Known as ‘The Fridge’ for his sizeable frame, Tindall was nowhere to be seen when Martin Johnson named his elite player squad in 2008.
But like Andrew, he showed true Yorkshire grit to impress fellow World Cup winner Johnson enough to take the captain’s armband.
Andrew was no stranger to being dropped either, being axed for the 1993 Five Nations match against Scotland. For a player who set himself such high standards, Andrew said of his Scottish exclusion: “People will probably be surprised that has happened and I admit I am. I have an over-riding feeling of enormous disappointment.
“I have been dropped before and I am not going to throw in the towel. It’s not me. Being dropped by your country is simply one of the hardest things to cope with.
“It hits you very hard. The knocking starts to eat away at you and I was very disillusioned.”

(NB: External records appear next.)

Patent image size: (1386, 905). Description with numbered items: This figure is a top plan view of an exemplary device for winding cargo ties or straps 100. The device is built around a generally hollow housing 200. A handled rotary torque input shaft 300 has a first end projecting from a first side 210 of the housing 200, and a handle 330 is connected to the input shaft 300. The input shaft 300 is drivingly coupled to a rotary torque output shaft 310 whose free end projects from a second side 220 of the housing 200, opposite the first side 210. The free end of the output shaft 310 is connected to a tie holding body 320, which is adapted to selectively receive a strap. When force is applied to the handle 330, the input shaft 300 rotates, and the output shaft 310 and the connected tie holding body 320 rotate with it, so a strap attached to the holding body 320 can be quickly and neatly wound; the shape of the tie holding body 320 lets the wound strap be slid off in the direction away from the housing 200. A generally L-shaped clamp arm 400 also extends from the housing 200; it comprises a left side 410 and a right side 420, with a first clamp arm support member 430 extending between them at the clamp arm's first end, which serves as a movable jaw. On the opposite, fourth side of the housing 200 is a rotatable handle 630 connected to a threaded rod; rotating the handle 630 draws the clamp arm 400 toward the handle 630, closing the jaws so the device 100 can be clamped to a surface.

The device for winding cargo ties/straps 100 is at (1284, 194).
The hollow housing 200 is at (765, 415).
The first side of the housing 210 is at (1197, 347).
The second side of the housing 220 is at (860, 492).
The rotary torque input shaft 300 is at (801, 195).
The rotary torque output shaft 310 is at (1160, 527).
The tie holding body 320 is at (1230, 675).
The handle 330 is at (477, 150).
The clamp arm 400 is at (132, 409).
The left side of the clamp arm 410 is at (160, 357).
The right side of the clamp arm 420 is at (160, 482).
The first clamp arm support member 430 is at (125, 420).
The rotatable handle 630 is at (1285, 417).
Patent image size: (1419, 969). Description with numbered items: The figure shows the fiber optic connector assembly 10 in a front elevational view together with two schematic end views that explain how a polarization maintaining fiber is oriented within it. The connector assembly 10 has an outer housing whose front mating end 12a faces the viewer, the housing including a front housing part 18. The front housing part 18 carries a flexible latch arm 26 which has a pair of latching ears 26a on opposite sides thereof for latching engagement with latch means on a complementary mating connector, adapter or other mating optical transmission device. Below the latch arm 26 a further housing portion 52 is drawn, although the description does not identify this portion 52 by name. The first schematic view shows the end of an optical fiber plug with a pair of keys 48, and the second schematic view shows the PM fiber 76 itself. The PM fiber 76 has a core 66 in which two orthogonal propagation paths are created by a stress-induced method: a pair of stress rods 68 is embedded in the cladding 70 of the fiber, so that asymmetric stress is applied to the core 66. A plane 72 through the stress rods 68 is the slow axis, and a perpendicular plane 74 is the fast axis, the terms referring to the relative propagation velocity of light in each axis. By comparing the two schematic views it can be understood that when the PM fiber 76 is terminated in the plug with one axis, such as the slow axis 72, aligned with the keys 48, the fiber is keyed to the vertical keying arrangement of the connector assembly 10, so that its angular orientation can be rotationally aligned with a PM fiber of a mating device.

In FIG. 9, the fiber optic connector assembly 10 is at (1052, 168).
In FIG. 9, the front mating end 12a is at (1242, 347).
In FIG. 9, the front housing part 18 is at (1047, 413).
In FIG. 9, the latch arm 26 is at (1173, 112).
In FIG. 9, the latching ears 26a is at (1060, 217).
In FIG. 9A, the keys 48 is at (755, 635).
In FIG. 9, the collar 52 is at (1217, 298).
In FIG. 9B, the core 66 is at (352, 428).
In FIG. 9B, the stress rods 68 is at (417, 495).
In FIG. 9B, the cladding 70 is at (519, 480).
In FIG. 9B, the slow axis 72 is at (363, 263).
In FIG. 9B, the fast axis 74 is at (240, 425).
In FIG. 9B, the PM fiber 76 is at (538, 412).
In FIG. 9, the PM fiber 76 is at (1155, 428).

Andrew came back from adversity time and again, producing outstanding displays for England.
He recently lost his position as director of elite rugby at the Rugby Football Union, but the former Cambridge University and Yorkshire Seconds cricketer who once bowled future England captain Mike Atherton for a duck, has applied for a new role within the RFU as operations director.
For this is a man who has given his all for the sport of rugby union, both on and off the pitch.
As has Tindall, who can break free of the Andrew parallels on February 26, by leading out England for a third time, when France are the visitors to Twickenham.